Friday, 16 November 2012

How a Union Killed the Twinkie

Unionized labour in North America is strong. Too strong. So strong it’s putting the very employees its supposed to protect in harms way.

Thanks to the unions at Twinkie maker, Hostess, the American giant in the junk food industry is closing it’s doors – forever – putting the company’s employees out of work.

Hostess, founded as Interstate Bakeries Limited in 1930, is one of the largest bakeries in North America, baking up Wonder Bread, Twinkies, Ho-Hos, Ding-Dongs, Dolly Madison, and other well known baked goods.

Now these products may disappear off of store shelves, as the company was forced into Chapter 11 Bankruptcy today, because of an on-going dispute with the Bakery, Confectionery  Tobacco Workers and Grain Miller’s International Union (a Teamster’s Union) and company management.

The union represents most of the 6,600 Hostess employees, and was supposed to ultimately protect those employees from job loss.

However, as with all disputes involving terrorists, common sense doesn't prevail. And unions do act more like terrorist organizations of late, instead of collective bargaining units.

We've seen this with the auto industry and their unions. The world’s largest automaker, General Motors was almost put out of business because the unions kept insisting the employees deserve more money to build cars. If federal governments in Canada and the United States didn’t provide bail-out funding to General Motors, to offset the outrageous demands of the terrorists – we mean the union – then the world’s largest automaker would be no more, and thousands of people would be out of work.

Granted, the union movement grew out of a real need to protect employees from unsafe and even inhumane working conditions.

Early in the 1900’s, at the start of the industrial revolution, as companies grew richer, their power-hungry owners began making uncivilized demands on their staffs. From forcing them to work overtime without paying for that overtime, to providing unrealistic deadlines, even limiting the amount of bathroom breaks employees could take throughout the day.

Labour unions originally solved many of these problems in unionized shops around the world. 

Although in a consistently declining North American economy, many non-unionized office jobs are starting to revert back to the dark ages, as many crazy bosses are restricting employee bathroom and lunch breaks today.

Getting a job at a union shop meant getting a decent paying gig, with an employer that treated you right. The labour movement had succeeded in making these workplaces safe and secure.

However, now that the workplace was safe and secure, what could unions do? What role did a union have in the company?

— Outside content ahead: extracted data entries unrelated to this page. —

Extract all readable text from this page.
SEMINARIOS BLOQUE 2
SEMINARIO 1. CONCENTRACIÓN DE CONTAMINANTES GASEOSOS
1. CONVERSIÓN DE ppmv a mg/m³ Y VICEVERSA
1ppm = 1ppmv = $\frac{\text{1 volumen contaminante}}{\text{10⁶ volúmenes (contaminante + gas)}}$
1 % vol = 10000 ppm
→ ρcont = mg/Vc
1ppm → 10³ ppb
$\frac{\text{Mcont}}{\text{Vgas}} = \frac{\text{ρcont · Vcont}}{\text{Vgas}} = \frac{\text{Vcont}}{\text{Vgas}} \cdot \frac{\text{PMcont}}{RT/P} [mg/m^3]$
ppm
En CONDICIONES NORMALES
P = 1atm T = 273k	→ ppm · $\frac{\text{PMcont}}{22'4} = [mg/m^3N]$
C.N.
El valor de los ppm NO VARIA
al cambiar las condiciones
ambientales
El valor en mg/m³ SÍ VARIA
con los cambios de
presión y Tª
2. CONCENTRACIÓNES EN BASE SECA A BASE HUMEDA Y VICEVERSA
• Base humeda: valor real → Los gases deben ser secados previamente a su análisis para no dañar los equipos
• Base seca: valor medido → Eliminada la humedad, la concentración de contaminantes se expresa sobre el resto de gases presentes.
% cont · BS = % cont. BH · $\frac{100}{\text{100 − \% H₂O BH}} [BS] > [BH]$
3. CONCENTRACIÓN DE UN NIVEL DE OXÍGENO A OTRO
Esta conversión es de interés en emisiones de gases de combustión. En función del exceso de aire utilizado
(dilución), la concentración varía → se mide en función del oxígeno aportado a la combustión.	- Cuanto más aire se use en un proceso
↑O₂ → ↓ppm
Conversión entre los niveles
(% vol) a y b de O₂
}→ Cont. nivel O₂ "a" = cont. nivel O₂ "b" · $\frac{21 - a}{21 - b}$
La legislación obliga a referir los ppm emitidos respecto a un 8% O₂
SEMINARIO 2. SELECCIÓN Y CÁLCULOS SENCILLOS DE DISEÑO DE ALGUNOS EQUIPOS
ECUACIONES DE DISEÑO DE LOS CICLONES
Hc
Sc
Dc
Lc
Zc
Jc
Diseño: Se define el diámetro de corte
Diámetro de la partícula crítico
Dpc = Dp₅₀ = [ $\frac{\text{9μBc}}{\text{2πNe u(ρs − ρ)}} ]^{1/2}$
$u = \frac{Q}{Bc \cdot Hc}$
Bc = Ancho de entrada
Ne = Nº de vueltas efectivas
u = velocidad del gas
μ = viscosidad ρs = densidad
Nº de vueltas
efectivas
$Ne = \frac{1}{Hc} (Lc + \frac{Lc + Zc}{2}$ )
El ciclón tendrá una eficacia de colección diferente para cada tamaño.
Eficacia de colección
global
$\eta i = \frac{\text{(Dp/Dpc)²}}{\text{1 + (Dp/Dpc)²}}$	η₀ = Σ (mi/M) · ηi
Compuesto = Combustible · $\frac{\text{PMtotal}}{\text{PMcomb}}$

It should be to advocate on behalf of employees, and ensure that the safe and secure workplace continues. And labour unions did this, but they took it upon themselves to push for constant increases in benefits, pay, and job security.

Job security always has – and always will be – a false notion which was conjured up by the labour movement.

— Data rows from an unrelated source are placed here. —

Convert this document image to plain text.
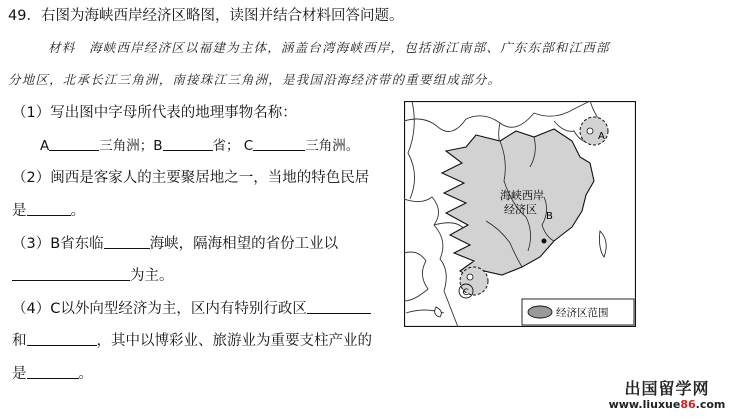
49．右图为海峡西岸经济区略图，读图并结合材料回答问题。
材料　海峡西岸经济区以福建为主体，涵盖台湾海峡西岸，包括浙江南部、广东东部和江西部
分地区，北承长江三角洲，南接珠江三角洲，是我国沿海经济带的重要组成部分。
（1）写出图中字母所代表的地理事物名称：
A	三角洲；B	省； C	三角洲。
（2）闽西是客家人的主要聚居地之一，当地的特色民居
是	。
（3）B省东临	海峡，隔海相望的省份工业以
为主。
（4）C以外向型经济为主，区内有特别行政区
和	，其中以博彩业、旅游业为重要支柱产业的
是	。
A
B
海峡西岸
经济区
C
经济区范围
出国留学网
www.liuxue86.com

No one’s job is any more or less secure – as we've seen with Hostess today. If a company can’t fiscally function any more, it doesn't matter what a bunch of thugs in the labour union say or do, once the company goes out of business, usually that means the jobs which were supposed to be secure forever, just don’t exist anymore.

Union battles to increase benefits and pay constantly over time drive away the potential for this fictitious notion of job security – which ironically they themselves created. The more benefits afforded employees, the greater the cost to the employer. The more pay given to workers, the greater cost to the employer.

Not that employees don’t deserve better pay and benefits – we all want to work for someone that cares enough about their staffs to pay them well, and treat them well.

But labour unions fight tooth and nail to secure more pay and benefits for the employees they represent, despite constant claims from companies that they can’t afford it, putting the company in danger.

Unions always claim the companies aren't telling the whole story, and say they don’t have the money for increased benefits and pay as a tactic to avoid doing it. They threaten to walk out and go on strike, which means the company can’t produce what it makes, and loses even more money.

So companies gave in to these outrageous demands – just like law enforcement has had to do with terrorists in some situations.

Eventually, if the business turns around, and the company starts to make more, it survives, and can absorb the outrageous costs the unions place on it’s operating budgets. OR, as we've seen today, things don’t get better for the company, and it’s forced out of business, because of increased operating costs – often brought about by the union.

Unions were once needed, to bring about better working conditions, which they did do. Then they got greedy, and today they are forcing companies to shut their doors, like Twinkie giant Hostess.

So, say good-bye to your Twinkies, thanks to the union.